Four household names are now flashing oversold signals. McDonald’s (NYSE: MCD | MCD Price Prediction), Microsoft (NASDAQ: MSFT), Procter & Gamble (NYSE: PG), and Walt Disney (NYSE: DIS) have each seen their RSI(14) readings collapse below 30 as of March 24, 2026, signaling extreme selling pressure. The underlying businesses are performing well, yet the stocks have been sold down below their fundamental value.

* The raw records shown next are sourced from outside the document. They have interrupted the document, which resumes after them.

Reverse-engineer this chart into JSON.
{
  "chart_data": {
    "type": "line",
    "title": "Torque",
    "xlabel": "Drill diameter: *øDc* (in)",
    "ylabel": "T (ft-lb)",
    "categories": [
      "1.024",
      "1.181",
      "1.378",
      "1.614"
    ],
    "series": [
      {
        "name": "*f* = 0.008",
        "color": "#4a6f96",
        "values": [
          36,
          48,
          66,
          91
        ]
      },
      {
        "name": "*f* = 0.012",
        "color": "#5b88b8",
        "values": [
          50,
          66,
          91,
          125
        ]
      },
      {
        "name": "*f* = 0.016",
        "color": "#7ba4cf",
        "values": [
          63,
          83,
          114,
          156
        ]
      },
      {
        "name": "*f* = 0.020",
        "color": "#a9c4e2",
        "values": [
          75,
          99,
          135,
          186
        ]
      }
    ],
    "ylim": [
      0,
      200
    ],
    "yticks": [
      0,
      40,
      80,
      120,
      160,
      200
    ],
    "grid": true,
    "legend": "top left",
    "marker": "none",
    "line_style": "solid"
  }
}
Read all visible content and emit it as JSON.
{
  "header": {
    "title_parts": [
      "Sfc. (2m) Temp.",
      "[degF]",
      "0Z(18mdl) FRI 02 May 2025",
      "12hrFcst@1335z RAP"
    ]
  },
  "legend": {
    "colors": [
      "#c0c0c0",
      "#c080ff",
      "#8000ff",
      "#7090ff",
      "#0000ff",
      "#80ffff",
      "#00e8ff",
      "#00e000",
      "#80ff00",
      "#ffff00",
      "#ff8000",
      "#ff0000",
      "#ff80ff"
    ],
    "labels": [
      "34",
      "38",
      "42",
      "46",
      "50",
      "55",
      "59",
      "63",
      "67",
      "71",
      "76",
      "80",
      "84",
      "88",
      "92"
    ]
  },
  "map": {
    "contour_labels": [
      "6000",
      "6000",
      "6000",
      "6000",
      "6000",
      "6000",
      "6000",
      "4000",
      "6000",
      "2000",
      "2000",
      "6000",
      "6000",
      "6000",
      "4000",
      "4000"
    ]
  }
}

University of Michigan Consumer Sentiment sits at just 55.5, weighing on the consumer-facing category, while retail sales remain near 12-month highs at $733.5 billion, suggesting macro fear is outpacing economic reality. Retirement-focused investors who accumulate quality on weakness may want to consider these four names.
4. Microsoft
Microsoft serves hundreds of millions of consumers through Windows, Xbox, and Microsoft 365, and its selloff has been the most dramatic of the group. The stock is trading near $375, down 22.8% year-to-date and well below its 52-week high of $555.45. The RSI has fallen to 28.4. The fundamentals remain intact: Q2 FY2026 EPS of $4.14 beat estimates by 7.57%, Azure grew 39% year-over-year, and 54 of 57 analysts rate the stock at Buy or Strong Buy, with a consensus target of $591.60. Our model puts the predicted price at $498.23, implying 32.2% upside from current levels, with a bull case of $601.71. The price action reflects macro anxiety around AI capex spending rather than any deterioration in the business.
3. Procter & Gamble
Shares are near $143, down 12.7% over the past month and 12.5% over the past year, an unusually sharp decline for one of the market’s most consistent Dividend Kings. The RSI has dropped to 29.6, collapsing from an overbought reading of 72.9 on February 24 in roughly four weeks. Pressure stems from a ~$400 million after-tax tariff headwind, modest margin compression, and a new CEO transition, concerns arguably already reflected in a stock trading near its 52-week low of $137.62. Q2 FY2026 EPS of $1.88 beat estimates, and the company plans around $10 billion in dividends and $5 billion in buybacks for FY2026. The analyst consensus target is $168.00, and our model sees $159.69, or 11.1% upside from here.
2. McDonald’s
McDonald’s has pulled back sharply after a strong earnings-driven rally earlier this year. Shares trade near $309, down 7.2% over one month and below the 50-day moving average of $321.23. The RSI has fallen to 29.88, its fourth consecutive day below 30, after peaking at 74.5 on February 27. The business tells a different story: Q4 FY2025 global comparable sales rose 5.7%, U.S. comps accelerated to 6.8%, the loyalty program now generates about $37 billion in annual sales with 210 million active users, and full-year free cash flow reached $7.186 billion, up 7.7% year-over-year. The analyst consensus target is $345.21, and our model points to $343.02, representing 10.6% upside, with a five-year target of $451.18.
1. Walt Disney
Disney presents the most compelling oversold case of the four. Shares have fallen to $95.18, down 16.1% year-to-date and 9.1% over the past month, well below the 52-week high of $124.69 and trading under both the 50-day moving average of $106.51 and the 200-day of $112.46. The RSI sits at 29.74. Q1 FY2026 results were strong: EPS of $1.63 beat estimates by 3.44%, the Experiences segment posted record revenue of $10.006B, and streaming profitability continued its trajectory with SVOD operating income up +72% year-over-year to $450 million. The Q1 free cash flow was temporarily negative due to accelerated tax payments, a one-time item separate from the underlying business performance. Management guided for double-digit adjusted EPS growth in FY2026 and $7 billion in share repurchases. The trailing P/E of 14x is modest for a company of this scale, and 26 of 31 analysts rate it Buy or Strong Buy with a consensus target of $129.40. Our model sees $116.75, representing 20.6% upside, with a bull case of $133.09 and a five-year target of $172.34.
Four Names, One Theme
Across Disney, McDonald’s, Microsoft, and Procter & Gamble, the pattern is consistent: RSI readings below 30, prices well off recent highs, and fundamentals that have held up through the selloff. Consumer sentiment is suppressed, but actual retail spending remains resilient. Disney leads the group on predicted upside, but all four carry Buy ratings and the brand durability that retirement-focused investors tend to value most.